The golf cart was the best thing about the trip. My kids loved riding in it, checking out the other campers, getting ice cream, etc. It helped cool us off too! We went back and cooked dinner over the fire. My husband got these cast iron cookers and told us it would be the best hamburgers we've ever had. They weren't. My son was in his glory starting the fire and cooking on it. My daughter finally got on WiFi and was happy for a while.
We tried out the bath house and it was really clean which was a bonus. My daughter had never used a public shower so she was a little leary but it went fine. She was not impressed with the spiders that were ginormous. She's a lot like her mom, she's indoorsy too.
We went to bed. Luckily it had cooled off. We listened to the neighbors.
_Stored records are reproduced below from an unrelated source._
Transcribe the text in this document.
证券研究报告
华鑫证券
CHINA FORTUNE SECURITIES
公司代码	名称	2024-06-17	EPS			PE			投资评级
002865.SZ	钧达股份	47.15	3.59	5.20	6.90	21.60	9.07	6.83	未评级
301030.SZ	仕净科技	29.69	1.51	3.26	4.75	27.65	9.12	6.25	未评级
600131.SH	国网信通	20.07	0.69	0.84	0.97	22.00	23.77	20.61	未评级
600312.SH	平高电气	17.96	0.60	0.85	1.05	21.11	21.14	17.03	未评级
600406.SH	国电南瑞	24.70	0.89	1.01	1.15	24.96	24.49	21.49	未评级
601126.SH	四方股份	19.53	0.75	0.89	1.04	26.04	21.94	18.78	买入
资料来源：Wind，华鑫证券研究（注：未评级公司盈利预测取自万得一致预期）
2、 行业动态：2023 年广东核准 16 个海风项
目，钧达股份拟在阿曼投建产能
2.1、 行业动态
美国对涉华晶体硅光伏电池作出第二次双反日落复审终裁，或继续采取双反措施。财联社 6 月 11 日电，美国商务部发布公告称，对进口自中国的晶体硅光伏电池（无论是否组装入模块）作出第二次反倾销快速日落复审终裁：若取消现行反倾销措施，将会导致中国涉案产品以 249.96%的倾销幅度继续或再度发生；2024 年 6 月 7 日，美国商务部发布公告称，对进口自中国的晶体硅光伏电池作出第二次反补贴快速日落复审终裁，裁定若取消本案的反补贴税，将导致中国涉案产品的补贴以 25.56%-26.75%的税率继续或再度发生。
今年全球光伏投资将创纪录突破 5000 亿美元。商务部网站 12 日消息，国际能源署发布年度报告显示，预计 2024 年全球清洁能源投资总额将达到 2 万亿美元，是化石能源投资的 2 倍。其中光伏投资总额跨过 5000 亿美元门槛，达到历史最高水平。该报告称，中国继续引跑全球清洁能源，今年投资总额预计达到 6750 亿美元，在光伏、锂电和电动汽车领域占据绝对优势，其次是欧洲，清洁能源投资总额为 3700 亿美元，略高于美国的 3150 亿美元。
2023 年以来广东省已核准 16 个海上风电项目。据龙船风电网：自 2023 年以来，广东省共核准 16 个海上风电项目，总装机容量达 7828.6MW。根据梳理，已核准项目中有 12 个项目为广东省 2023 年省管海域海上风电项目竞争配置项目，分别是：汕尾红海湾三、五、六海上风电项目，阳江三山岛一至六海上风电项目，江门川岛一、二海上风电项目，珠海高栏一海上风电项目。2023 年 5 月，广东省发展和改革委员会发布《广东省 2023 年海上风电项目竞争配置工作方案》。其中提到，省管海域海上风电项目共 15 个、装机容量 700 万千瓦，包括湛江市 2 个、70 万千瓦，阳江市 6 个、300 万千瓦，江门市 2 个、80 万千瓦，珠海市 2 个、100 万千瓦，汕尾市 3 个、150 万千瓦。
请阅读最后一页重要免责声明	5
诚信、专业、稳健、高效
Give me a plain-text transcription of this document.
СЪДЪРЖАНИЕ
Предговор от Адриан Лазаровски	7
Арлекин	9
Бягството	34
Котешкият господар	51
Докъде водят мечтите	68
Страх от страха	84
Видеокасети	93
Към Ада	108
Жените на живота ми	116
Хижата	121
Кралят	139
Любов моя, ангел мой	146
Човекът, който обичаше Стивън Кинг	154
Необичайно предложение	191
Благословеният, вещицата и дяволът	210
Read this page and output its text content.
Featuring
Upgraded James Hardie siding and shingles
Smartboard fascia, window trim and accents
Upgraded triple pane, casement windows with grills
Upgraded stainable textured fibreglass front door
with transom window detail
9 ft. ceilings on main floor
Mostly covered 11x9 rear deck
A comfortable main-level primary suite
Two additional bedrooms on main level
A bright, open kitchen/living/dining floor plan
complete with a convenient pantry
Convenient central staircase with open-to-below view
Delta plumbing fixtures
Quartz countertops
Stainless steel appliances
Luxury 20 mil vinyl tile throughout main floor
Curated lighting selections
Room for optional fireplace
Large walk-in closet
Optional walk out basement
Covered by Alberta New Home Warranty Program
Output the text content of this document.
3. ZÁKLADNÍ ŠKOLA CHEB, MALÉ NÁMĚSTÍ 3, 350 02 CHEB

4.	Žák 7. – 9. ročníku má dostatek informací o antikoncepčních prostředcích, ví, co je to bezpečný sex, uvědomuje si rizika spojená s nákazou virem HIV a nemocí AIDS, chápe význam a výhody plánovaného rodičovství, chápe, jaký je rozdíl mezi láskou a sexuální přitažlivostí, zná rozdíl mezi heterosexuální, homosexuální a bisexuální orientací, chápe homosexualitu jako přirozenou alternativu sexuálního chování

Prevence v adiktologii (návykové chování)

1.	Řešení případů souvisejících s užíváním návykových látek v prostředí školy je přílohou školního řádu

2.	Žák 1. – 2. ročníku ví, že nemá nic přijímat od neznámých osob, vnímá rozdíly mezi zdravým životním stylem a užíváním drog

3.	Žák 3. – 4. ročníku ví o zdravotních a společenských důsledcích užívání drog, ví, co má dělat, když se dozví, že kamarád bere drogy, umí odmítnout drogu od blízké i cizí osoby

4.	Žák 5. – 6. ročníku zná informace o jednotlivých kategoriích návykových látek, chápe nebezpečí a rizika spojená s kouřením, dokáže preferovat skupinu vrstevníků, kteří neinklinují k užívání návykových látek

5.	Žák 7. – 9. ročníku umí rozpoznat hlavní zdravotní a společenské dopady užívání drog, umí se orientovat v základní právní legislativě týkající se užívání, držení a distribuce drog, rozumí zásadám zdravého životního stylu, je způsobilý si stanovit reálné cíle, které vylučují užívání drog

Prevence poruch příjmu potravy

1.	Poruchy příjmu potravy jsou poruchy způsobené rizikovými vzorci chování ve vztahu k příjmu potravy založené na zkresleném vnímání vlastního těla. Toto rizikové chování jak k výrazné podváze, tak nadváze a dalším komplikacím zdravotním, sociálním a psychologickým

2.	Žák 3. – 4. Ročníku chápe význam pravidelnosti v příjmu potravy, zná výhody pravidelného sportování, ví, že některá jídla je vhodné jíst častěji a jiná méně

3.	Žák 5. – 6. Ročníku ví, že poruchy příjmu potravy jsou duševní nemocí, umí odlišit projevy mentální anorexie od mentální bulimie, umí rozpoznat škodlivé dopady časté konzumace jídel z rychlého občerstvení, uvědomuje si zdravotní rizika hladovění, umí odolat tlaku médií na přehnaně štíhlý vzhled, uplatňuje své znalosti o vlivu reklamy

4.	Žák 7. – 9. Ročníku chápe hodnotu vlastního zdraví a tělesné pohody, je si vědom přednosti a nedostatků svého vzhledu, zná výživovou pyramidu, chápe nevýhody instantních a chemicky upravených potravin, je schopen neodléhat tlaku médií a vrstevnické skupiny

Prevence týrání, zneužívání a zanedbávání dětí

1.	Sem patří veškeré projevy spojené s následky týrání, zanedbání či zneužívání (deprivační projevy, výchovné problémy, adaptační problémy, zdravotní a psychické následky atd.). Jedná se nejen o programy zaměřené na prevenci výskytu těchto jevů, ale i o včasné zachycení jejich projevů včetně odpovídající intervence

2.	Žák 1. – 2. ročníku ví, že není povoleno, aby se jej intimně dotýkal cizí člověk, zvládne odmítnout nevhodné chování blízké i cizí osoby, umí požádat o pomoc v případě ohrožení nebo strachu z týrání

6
I'd like to point out that at a hotel, I don't have to listen to the neighbors, wood peckers or nature. Also, at a hotel, I can close the curtains and sleep in. When you are camping it gets bright even with the curtains closed. It was all just a little too earthy for me. Also, having a bathroom at a hotel is a nice touch. I was really wishing I had the "she wee" or a toilet because by 7:00 AM, that golf cart couldn't get me to the bath house soon enough!
We went to Holiday World the next day which is entirely different post. (coming soon)
By time we were ready to leave on Thursday, we had no dry towels. I wasn't about to shower and use a wet stinky towel so I put on a hat and we headed home. I told my husband that I was gonna get a shirt made that said "You won't like me when I'm camping" I looked pretty scary. I guess "roughing it" does that to a girl.
All in all, it was okay. I don't think I'm ever going to enjoy it unless we get a fancy Prevost. That's not happening any time soon. My husband and son loved it so if they want to go and pretend we are homeless, more power to them. I will make them some foil packet meals and send them on their way. While they are gone, I will enjoy my house, a movie and my prefect 70 degrees.